The internship was an 80 percent business work and 20 percent legal work split; having a business background and education would likely be required for this [position]. On the legal side, it mainly involved drafting certain documents, such as term sheets and letter agreements. There was some intellectual property-related work (reading through patents and conducting patent searches). On the business side, I was entirely responsible for conducting the due diligence process, which involved everything from building financial models, to doing market research, to sometimes even testing [the start-ups’] products. At the end, it was my job to put together a comprehensive deal report summarizing all key aspects of the investment, and ultimately recommend (with approval from my boss of course), whether we should proceed with the investment, pull out, or adjust the financing terms to better reflect the value of the company or any unique risks we came across. 
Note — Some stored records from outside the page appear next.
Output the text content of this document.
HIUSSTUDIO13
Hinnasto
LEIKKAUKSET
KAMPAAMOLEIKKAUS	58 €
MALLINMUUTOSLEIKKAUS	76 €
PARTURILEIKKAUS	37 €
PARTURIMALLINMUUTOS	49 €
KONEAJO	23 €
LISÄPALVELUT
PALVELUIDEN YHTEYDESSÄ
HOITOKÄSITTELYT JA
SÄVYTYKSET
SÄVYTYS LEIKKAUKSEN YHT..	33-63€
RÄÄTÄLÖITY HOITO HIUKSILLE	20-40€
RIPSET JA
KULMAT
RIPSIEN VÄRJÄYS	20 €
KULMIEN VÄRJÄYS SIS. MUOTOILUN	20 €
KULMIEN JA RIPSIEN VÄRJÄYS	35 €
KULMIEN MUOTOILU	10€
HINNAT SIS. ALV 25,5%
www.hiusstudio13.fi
UV: Tell me about your experiences with the Innovation and Entrepreneurship Externship 

KR: This year, I have been working with a start-up from the University of Toronto Faculty of Applied Sciences and Engineering Hatchery for my externship. [The externship] gives you the opportunity to kind of blur the line between business and law—you can help the start-ups with certain business-related tasks, as well as legal tasks, if you’re comfortable with it. For example, some of the more legal tasks I have helped my company with have included researching labelling restrictions and regulations for their packaging, helping draft patent claims, and conducting trademark searches. I have also helped them on the business side by conducting market research to aid in narrowing down their target market, and even coming up with strategic business initiatives and partnerships for them to explore.

UV: What advice do you have for law students interested in advising emerging high growth companies in the future?

KR: My biggest piece of advice would be to use your time in law school or [during] your summers to try and get some sort of related experience in this space. I would recommend the Innovation and Entrepreneurship Externship for this. 

Even if it’s not through an actual job or externship at a start-up or venture capital firm, you can still participate in extracurriculars, such as joining the Venture Capital Law Society at the law school. From my experience, talking to lawyers in the space and after having gone through the interview process with multiple emerging companies/venture capital law firms in the States, they really look for people who are genuinely interested in the area, so anything you can do to show that will help. And for those who might not have any relevant experience or knowledge, I would suggest reading the book “Venture Deals” by Brad Feld; it’s a good introduction to venture capital work, and even though it’s more from the business perspective, it will give anyone starting off a good basis and understanding of the relevant concepts and terms so that you can show you understand what [this work] entails. My law firm actually sends it to all of their associates to read, so it is still very beneficial even from a legal standpoint.  

Editor’s Note: Kirsten Roggeveen will be working at Cooley LLP in New York City after graduation this June.